Ми-ми:
05.10.09 02:39
Собиралась написать кратенько о войне в сюжете романа, но опять возобладала всеобщая болезнь Остапа, ну никак не остановиться, тем более, что книга располагает. Писали и о героине, и о герое, и обо всех остальных, но глаз выхватывал удивительно красивые и выразительные места и пришлось расширить тему до беспредела...
Но сперва - о самом авторе, по-моему, такой краткой биографической справки не было, она в нашей клубной странице писателя. Может, кто не знает.
Цитата:Решад Нури Гюнтекин родился 25 ноября 1889 года в Стамбуле (Турция). В 1912 году окончил литературный факультет Стамбульского университета, в 1913-1931 годах преподавал французский язык. Занимался политической деятельностью, был депутатом меджлиса в 1938-1943 годах, служил атташе по делам культуры в посольстве Турции в Париже. В 1917 году Гюнтекин опубликовал свою первую повесть "Старый друг", в 1918 году вышла повесть "Цветок развалин", пьесы "Настоящий герой" и "Кинжал". Широкую известность получил роман "Птичка певчая" (1922). В своих произведениях писатель одним из первых в турецкой литературе реалистично и всесторонне изобразил Анатолию, провинциальные города и турецкую деревню. Он также обращался к проблемам семьи, взаимоотношений личности и общества, роли духовенства. Ему принадлежат также романы "Зеленая ночь" (1928), "Клеймо", "Жалость" (1928), "Листопад" (1930), "Последнее убежище" (опубликован 1961); сатирические романы "Мельница" (1944), "Обитель дервишей" (1946); монография "Лев Толстой" (1933). Решад Нури Гюнтекин кроме того переводил произведения Ж. Ж. Руссо, М. Сервантеса, Э. Золя, А. Камю. Умер в Лондоне.
А теперь о Фэриде.
Впечатление от книги и впечатление от просмотра сериала всегда настраивают на лирический лад, потому что мелодраматическая история Фэриде затмевает собой все. Но с возрастом, перечитывая вновь и вновь, начинаешь обращать внимание на строки, которые раньше пробегала глазами, спеша добраться до счастливой любви. Вот сцена, которой начинается история: Фэриде пишет сочинение и иронизирует по поводу того, что напишут примерные ученицы: «Первое, что я помню в жизни, — это златокудрая нежная головка дорогой мамочки, склоненная над моей маленькой кроваткой, и ее голубые, небесного цвета глазки, обращенные ко мне с улыбкой и любовью…» Свою мать Фэриде плохо помнила, та серьезно болела и рано умерла.

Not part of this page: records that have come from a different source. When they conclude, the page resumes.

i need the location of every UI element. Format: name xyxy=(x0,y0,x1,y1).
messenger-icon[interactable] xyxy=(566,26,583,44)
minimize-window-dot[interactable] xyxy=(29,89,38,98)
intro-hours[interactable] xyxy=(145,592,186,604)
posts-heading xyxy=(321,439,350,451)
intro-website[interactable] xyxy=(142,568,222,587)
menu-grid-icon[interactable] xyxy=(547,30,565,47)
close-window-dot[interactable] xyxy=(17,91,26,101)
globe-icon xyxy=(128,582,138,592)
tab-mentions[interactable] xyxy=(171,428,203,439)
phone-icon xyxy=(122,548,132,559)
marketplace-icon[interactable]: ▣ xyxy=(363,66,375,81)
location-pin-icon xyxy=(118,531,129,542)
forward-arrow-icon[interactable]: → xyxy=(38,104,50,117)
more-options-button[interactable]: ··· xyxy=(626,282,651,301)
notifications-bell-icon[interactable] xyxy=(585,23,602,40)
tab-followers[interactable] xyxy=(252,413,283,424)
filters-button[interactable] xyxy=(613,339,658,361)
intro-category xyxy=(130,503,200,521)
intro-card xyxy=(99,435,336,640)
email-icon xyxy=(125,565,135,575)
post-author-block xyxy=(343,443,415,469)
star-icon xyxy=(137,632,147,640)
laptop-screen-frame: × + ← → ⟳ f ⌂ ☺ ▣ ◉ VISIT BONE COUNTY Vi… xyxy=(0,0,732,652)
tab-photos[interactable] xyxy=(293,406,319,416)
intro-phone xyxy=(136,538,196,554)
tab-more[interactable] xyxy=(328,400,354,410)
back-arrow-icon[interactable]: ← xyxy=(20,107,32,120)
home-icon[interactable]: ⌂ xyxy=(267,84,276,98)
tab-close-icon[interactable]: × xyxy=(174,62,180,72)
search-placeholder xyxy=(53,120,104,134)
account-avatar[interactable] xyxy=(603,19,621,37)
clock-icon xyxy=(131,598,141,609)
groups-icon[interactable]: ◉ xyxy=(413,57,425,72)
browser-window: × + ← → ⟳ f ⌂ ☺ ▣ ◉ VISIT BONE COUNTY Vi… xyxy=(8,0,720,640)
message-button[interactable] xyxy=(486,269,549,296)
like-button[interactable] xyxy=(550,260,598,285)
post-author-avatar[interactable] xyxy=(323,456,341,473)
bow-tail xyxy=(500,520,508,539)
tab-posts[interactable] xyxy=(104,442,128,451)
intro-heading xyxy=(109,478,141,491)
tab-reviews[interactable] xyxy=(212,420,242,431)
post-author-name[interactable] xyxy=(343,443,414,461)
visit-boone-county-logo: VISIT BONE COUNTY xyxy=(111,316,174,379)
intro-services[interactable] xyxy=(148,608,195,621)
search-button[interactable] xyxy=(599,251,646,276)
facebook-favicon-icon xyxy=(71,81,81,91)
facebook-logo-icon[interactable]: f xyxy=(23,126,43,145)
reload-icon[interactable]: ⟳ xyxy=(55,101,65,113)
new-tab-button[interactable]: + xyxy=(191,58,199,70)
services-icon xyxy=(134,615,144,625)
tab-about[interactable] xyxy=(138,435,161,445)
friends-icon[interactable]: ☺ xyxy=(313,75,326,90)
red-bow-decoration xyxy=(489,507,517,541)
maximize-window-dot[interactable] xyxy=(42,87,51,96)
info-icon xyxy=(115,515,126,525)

Девочка пишет сочинение о том, что ей запомнилось в детстве: о своей кормилице, о местах, где жила семья военного, скитаясь по отдаленным провинциям огромной Оттоманской империи, - это так далеко от «голубых глазок золотоволосой мамочки», что ее подняли на смех. Но пройдет несколько лет, и в самый трагический момент жизни – бегства из дома - Фэриде вспомнит о матери, любви и сочувствия которой ей не хватало:
Цитата:«Я помню мать как то очень смутно. Неясный образ ее, всплывающий в моей памяти, можно сравнить, пожалуй, со старым запыленным портретом, где краски потускнели, а контуры стерлись, — с портретом, который давно уже висит в забытой комнате. И до того дня этот образ не пробуждал во мне ни грусти, ни чувства любви. Но когда бедная, старая Гюльмисаль калфа закричала: «Моя Гюзидэ!» — со мной произошло непонятное: перед глазами вдруг возник образ матери, защемило сердце, и я заплакала навзрыд, приговаривая: «Мама!.. Мамочка!»

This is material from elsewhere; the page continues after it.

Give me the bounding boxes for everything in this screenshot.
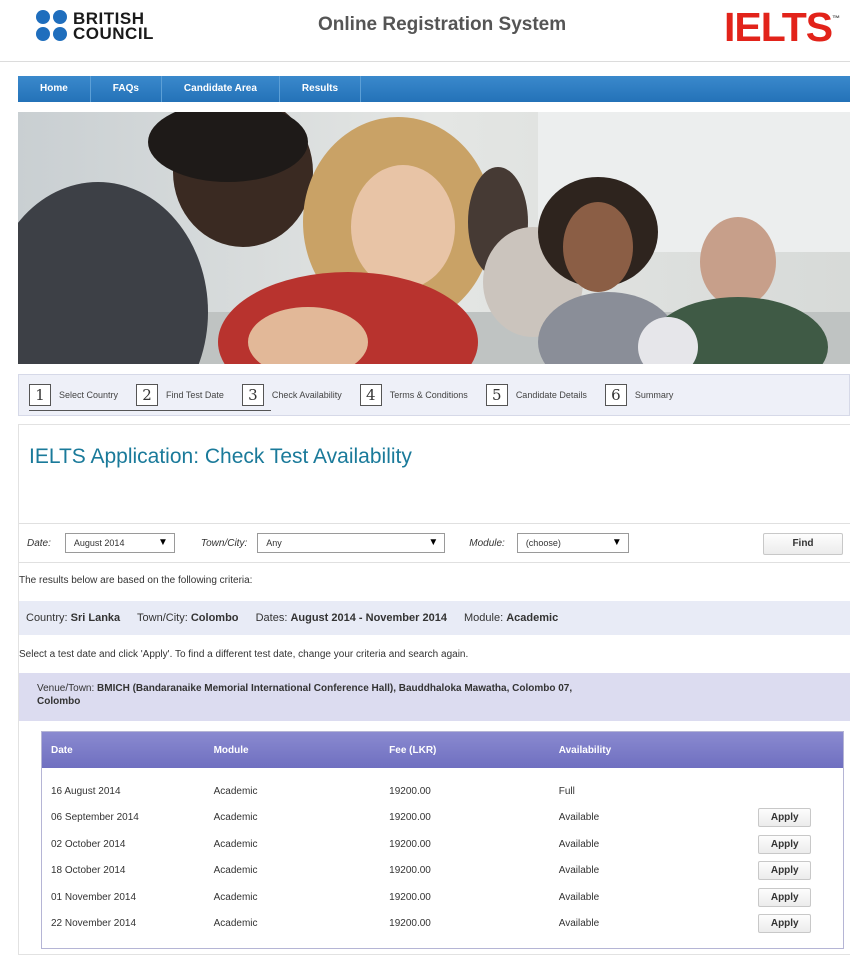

Очень проникновенно и удивительно образно сравнение памяти с забытым пыльным старым портретом, который вдруг ясно всплывает перед глазами. Вся книга наполнена такими крохотными эпизодами и описаниями, которые делают роман не просто любовной историей, а литературным произведением. Причем, ведя повествовании от первого лица, автор награждает литературным талантом Фэриде.Появляются время от времени описания природы, делающие повествование реалистичным, лишенным особых красот, но подлинно достоверным.

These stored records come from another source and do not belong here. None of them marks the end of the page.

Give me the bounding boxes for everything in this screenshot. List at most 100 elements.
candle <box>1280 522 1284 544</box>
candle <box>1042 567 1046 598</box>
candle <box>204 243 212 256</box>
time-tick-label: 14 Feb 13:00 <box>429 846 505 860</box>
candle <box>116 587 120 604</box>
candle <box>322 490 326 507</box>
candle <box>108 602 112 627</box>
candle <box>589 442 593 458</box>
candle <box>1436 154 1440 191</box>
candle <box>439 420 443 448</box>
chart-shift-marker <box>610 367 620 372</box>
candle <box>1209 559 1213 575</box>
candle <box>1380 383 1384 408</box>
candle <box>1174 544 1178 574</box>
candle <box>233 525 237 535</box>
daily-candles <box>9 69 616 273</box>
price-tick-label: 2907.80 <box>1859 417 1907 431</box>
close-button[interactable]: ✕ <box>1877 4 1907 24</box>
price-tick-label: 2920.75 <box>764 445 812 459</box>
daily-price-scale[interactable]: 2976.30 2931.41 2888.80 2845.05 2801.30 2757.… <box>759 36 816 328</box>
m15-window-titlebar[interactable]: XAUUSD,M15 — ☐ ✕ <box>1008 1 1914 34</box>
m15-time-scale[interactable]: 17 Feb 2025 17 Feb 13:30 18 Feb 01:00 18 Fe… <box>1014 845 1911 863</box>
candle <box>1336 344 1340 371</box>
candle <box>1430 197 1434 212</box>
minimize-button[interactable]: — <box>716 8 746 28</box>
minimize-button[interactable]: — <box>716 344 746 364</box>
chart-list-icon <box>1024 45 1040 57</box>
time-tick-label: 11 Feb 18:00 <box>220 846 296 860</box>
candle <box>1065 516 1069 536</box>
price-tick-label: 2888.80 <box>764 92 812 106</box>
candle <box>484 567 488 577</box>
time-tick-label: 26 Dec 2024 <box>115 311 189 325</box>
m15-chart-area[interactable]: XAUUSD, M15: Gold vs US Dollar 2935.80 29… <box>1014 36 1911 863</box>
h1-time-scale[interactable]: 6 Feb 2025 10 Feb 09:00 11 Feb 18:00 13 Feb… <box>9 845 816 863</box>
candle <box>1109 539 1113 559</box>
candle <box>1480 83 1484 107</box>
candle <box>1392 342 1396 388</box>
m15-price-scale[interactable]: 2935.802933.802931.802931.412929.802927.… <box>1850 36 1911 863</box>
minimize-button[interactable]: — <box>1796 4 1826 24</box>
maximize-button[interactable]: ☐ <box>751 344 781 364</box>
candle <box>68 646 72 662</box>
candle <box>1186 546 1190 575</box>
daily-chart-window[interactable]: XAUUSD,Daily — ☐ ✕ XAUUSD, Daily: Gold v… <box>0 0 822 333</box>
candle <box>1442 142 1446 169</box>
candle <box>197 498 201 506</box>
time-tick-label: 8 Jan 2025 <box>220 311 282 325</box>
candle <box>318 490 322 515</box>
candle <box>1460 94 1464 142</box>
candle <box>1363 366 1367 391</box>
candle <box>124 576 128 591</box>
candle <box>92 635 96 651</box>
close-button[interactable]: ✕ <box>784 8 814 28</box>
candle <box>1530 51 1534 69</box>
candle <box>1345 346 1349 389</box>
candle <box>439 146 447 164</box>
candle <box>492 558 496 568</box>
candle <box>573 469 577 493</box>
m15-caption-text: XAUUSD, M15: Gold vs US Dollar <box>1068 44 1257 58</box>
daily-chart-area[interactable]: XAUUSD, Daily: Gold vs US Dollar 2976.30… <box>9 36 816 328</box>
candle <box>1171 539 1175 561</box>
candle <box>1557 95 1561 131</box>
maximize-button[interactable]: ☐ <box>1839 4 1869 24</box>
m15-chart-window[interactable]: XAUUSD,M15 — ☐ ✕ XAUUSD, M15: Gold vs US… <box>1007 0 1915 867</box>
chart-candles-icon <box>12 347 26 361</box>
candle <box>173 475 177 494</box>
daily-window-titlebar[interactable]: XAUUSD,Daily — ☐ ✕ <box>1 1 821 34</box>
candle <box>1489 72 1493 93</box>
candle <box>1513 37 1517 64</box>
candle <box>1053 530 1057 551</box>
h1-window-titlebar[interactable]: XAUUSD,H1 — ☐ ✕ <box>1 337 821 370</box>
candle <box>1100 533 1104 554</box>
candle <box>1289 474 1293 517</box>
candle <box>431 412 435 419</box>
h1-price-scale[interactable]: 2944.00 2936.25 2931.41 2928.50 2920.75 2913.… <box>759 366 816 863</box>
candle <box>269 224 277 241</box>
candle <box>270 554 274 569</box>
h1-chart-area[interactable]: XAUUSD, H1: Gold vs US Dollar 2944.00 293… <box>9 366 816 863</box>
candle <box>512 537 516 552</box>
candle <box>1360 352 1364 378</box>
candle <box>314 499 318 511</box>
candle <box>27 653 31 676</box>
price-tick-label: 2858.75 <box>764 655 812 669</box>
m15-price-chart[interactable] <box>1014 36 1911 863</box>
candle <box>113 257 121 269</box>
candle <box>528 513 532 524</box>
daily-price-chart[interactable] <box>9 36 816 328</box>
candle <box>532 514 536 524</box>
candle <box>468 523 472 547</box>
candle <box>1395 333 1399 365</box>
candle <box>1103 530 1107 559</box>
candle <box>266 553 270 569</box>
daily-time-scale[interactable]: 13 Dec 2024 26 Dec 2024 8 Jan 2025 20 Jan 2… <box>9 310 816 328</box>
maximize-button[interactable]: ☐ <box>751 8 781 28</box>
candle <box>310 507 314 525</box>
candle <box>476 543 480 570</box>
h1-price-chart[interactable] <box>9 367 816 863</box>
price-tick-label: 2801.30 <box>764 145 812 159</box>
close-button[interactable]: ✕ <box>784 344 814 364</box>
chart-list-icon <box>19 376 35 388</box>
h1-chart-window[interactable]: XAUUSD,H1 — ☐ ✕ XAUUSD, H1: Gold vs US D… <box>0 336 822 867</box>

Цитата:«По одну сторону дороги тянулись сады, огороженные плетнями, изредка попадались полуразвалившиеся стены когда то стоявших здесь домов; по другую — простиралось безнадежно пустынное море без парусов, без дымков, дышавшее молчаливым отчаянием.
В садах уже хозяйничала поздняя осень. Зелень, обвивающая плетни и заборы, поблекла. Изредка попадались увядшие полевые цветы. На пыльную дорогу ложились дрожащие тени чахлых грабов, выстроившихся вдоль обочины, с ветвей уже слетали первые листья.
А вдали, в глубине запущенных садов, горели красноватыми пятнами заросли ежевики. Без сомнения, аллах создал эту ягоду для того, чтобы мои тезки — чалыкушу — лакомились ею.»
И в своих скитаниях по Анатолии , по глухим деревням и уездным городкам по направлениям отделов образования, Фэриде попадаются хорошие люди. Она не чванилась происхождением и образованием, с удовольствием знакомилась поближе с уборщиками гостиницы, старыми бедными женщинами по соседству, с уважением относилась к коллегам. И они тоже ее ценили, а иногда относились как к дочери. Таков служитель гостиницы Хаджи калфа, поучающий ее в премудростях жизни, искренне беспокоившийся о ее судьбе.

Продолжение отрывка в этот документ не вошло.